Я и в самом деле была немного одинока. Я скучала по госпиталю и друзьям, ежедневным встречам с ними, мне не хватало моего дома, но я отлично понимала, что это неизбежно. Не обязательно водить компании каждый день — компании затягивают, растут и в один прекрасный момент, оплетая вас как плющ, душат. Я получала удовольствие от стенографии и бухгалтерии. Если в стенографии я испытывала унижение от того, что четырнадцати— и пятнадцатилетние девочки легко опережали меня, то в бухгалтерии чувствовала себя как рыба в воде, и это было приятно.


Однажды, во время занятий в коммерческой школе, которую я посещала, учитель прервал урок, вышел из класса, а потом вернулся и сказал:

— На сегодня вы свободны. Война кончилась!

Мы не поверили своим ушам. Ничто не предвещало такого скорого исхода, война грозила длиться еще, по крайней мере, полгода или год. Наши позиции во Франции ничуть не изменились. Каждый день то завоевывали, то снова отдавали несколько квадратных метров территории.

Я вышла на улицу совершенно ошеломленная. И здесь меня поджидало самое невероятное зрелище. До сих пор вспоминаю его даже с каким-то страхом. Повсюду на улицах танцевали женщины. Англичанки не слишком склонны к уличным танцам, танцевать на улице гораздо свойственнее Парижу и француженкам. Но вот они танцуют, скользят по мостовой, даже прыгают — какая-то оргия радости; в этом диком возбуждении заключалось почти грубое наслаждение. Страшноватое впечатление. Если бы возле этих женщин появились немцы, женщины наверняка разорвали бы их на куски. Некоторые, помнится, шатались и вопили. Я пришла домой и застала там Арчи, который уже вернулся из министерства.

— Вот такие дела, — сказал он в своей обычной спокойной и сухой манере.

— Ты мог предположить, что все кончится так быстро? — спросила я.
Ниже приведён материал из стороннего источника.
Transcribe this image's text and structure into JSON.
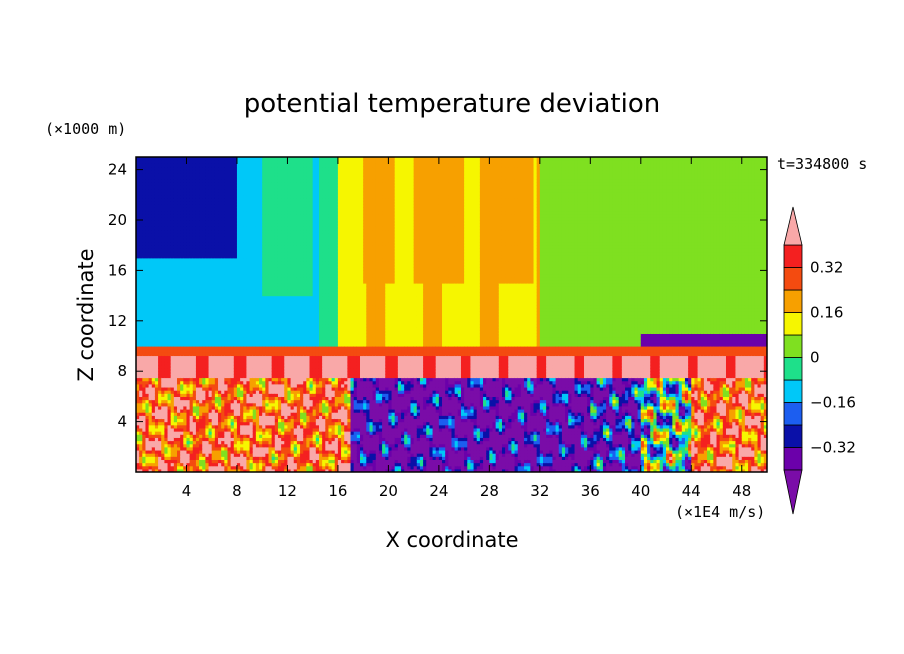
{
  "chart_data": {
    "type": "heatmap",
    "title": "potential temperature deviation",
    "xlabel": "X coordinate",
    "ylabel": "Z coordinate",
    "x_unit": "(×1E4 m/s)",
    "y_unit": "(×1000 m)",
    "time_label": "t=334800 s",
    "xlim": [
      0,
      50
    ],
    "ylim": [
      0,
      25
    ],
    "x_ticks": [
      4,
      8,
      12,
      16,
      20,
      24,
      28,
      32,
      36,
      40,
      44,
      48
    ],
    "y_ticks": [
      4,
      8,
      12,
      16,
      20,
      24
    ],
    "colorbar": {
      "levels": [
        -0.4,
        -0.32,
        -0.24,
        -0.16,
        -0.08,
        0,
        0.08,
        0.16,
        0.24,
        0.32,
        0.4
      ],
      "tick_labels": [
        "-0.32",
        "-0.16",
        "0",
        "0.16",
        "0.32"
      ],
      "tick_values": [
        -0.32,
        -0.16,
        0,
        0.16,
        0.32
      ],
      "colors": [
        "#7a0ca8",
        "#6b00aa",
        "#0a10a8",
        "#1c5ef0",
        "#00c8f8",
        "#1ee08a",
        "#7fe020",
        "#f6f600",
        "#f7a000",
        "#f44b10",
        "#f42020",
        "#f9a8a8"
      ],
      "extend": "both"
    },
    "regions": [
      {
        "x": [
          0,
          50
        ],
        "z": [
          0,
          7.5
        ],
        "value": "mixed"
      },
      {
        "x": [
          0,
          50
        ],
        "z": [
          7.5,
          9.5
        ],
        "value": 0.4
      },
      {
        "x": [
          0,
          15
        ],
        "z": [
          9.5,
          25
        ],
        "value": -0.1
      },
      {
        "x": [
          15,
          32
        ],
        "z": [
          9.5,
          25
        ],
        "value": 0.15
      },
      {
        "x": [
          32,
          50
        ],
        "z": [
          9.5,
          25
        ],
        "value": 0.02
      }
    ]
  }
}
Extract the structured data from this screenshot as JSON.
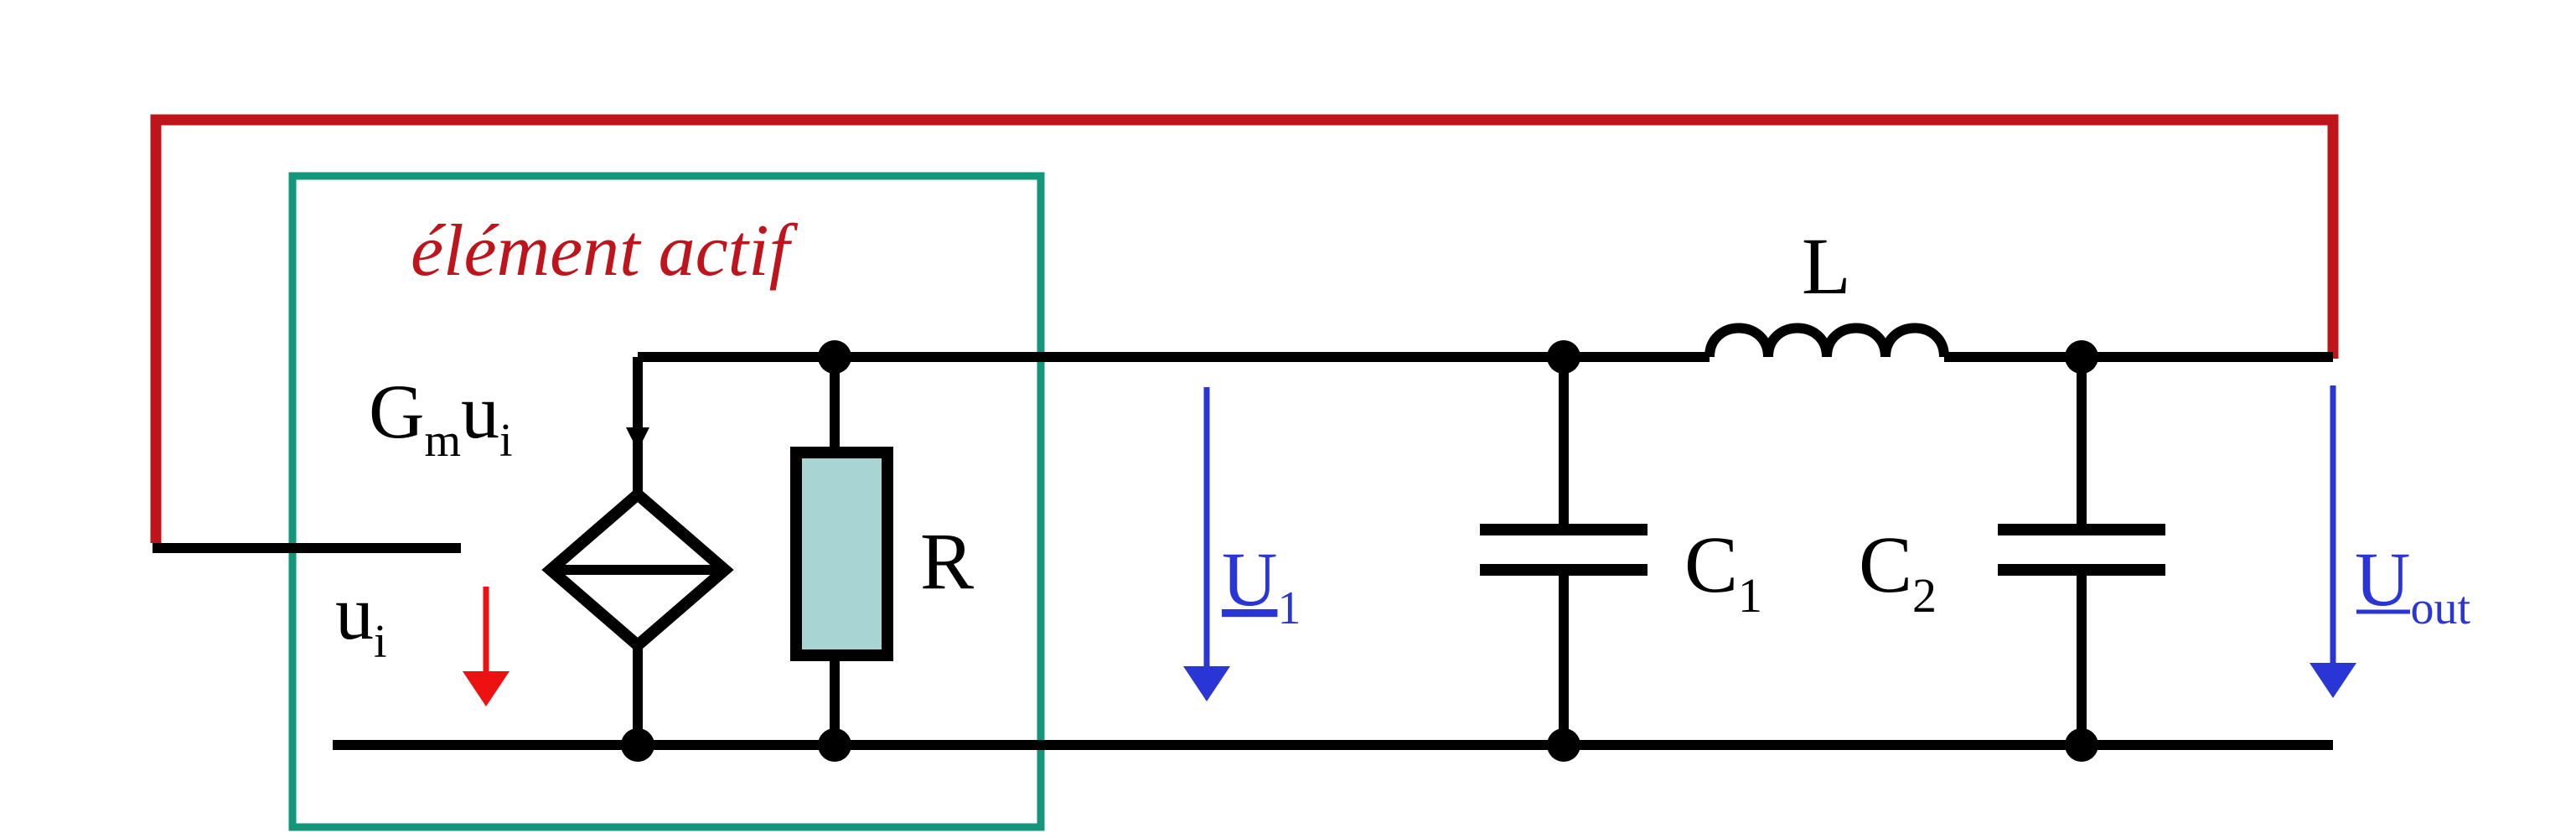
{
  "diagram": {
    "title_label": "élément actif",
    "labels": {
      "current_source": {
        "base": "G",
        "sub1": "m",
        "mid": "u",
        "sub2": "i"
      },
      "input_voltage": {
        "base": "u",
        "sub": "i"
      },
      "resistor": "R",
      "u1": {
        "base": "U",
        "sub": "1"
      },
      "c1": {
        "base": "C",
        "sub": "1"
      },
      "c2": {
        "base": "C",
        "sub": "2"
      },
      "inductor": "L",
      "uout": {
        "base": "U",
        "sub": "out"
      }
    },
    "components": [
      {
        "id": "current-source",
        "type": "dependent-current-source"
      },
      {
        "id": "resistor",
        "type": "resistor"
      },
      {
        "id": "c1",
        "type": "capacitor"
      },
      {
        "id": "inductor",
        "type": "inductor"
      },
      {
        "id": "c2",
        "type": "capacitor"
      }
    ],
    "colors": {
      "wire": "#000000",
      "feedback": "#c0141c",
      "active_box": "#14967a",
      "resistor_fill": "#a8d4d4",
      "voltage_arrow": "#2a35d6",
      "input_arrow": "#ee1111",
      "title": "#c0141c"
    }
  }
}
— Слухи ходили, но нам запретили говорить об этом. А теперь, — сказал он, — надо решать, что делать дальше.

— Что значит «дальше»?

— Я думаю, самое правильное будет теперь уйти из воздушного флота.

— Ты действительно собираешься покинуть авиацию? — изумилась я.

— Там у меня нет будущего. Ты должна понять это. Там не может быть никакого будущего. Я годами буду сидеть на той же должности.

— Что же ты собираешься делать?

— Работать в Сити. Всегда хотел этого. И у меня есть пара предложений.

Я всегда испытывала восхищение практической сметкой Арчи. Он воспринимал все без малейшего удивления, спокойно взвешивал все своим, надо сказать, быстрым умом, переворачивал страницу и начинал новую.

Какое-то время жизнь текла по-прежнему. Арчи каждый день ходил в свое министерство. Восхитительный Бартлет демобилизовался. Полагаю, герцоги и графы проявили рвение, чтобы вернуть себе своих слуг. Вместо Бартлета появился некто по имени Верралл. Наверное, он старался изо всех сил, но ничего не умел, был совершенно необучен, и мне никогда не приходилось видеть настолько жирной, замызганной и грязной посуды, а также серебра — ножей и вилок. Я была по-настоящему рада, когда он наконец выправил свои демобилизационные документы.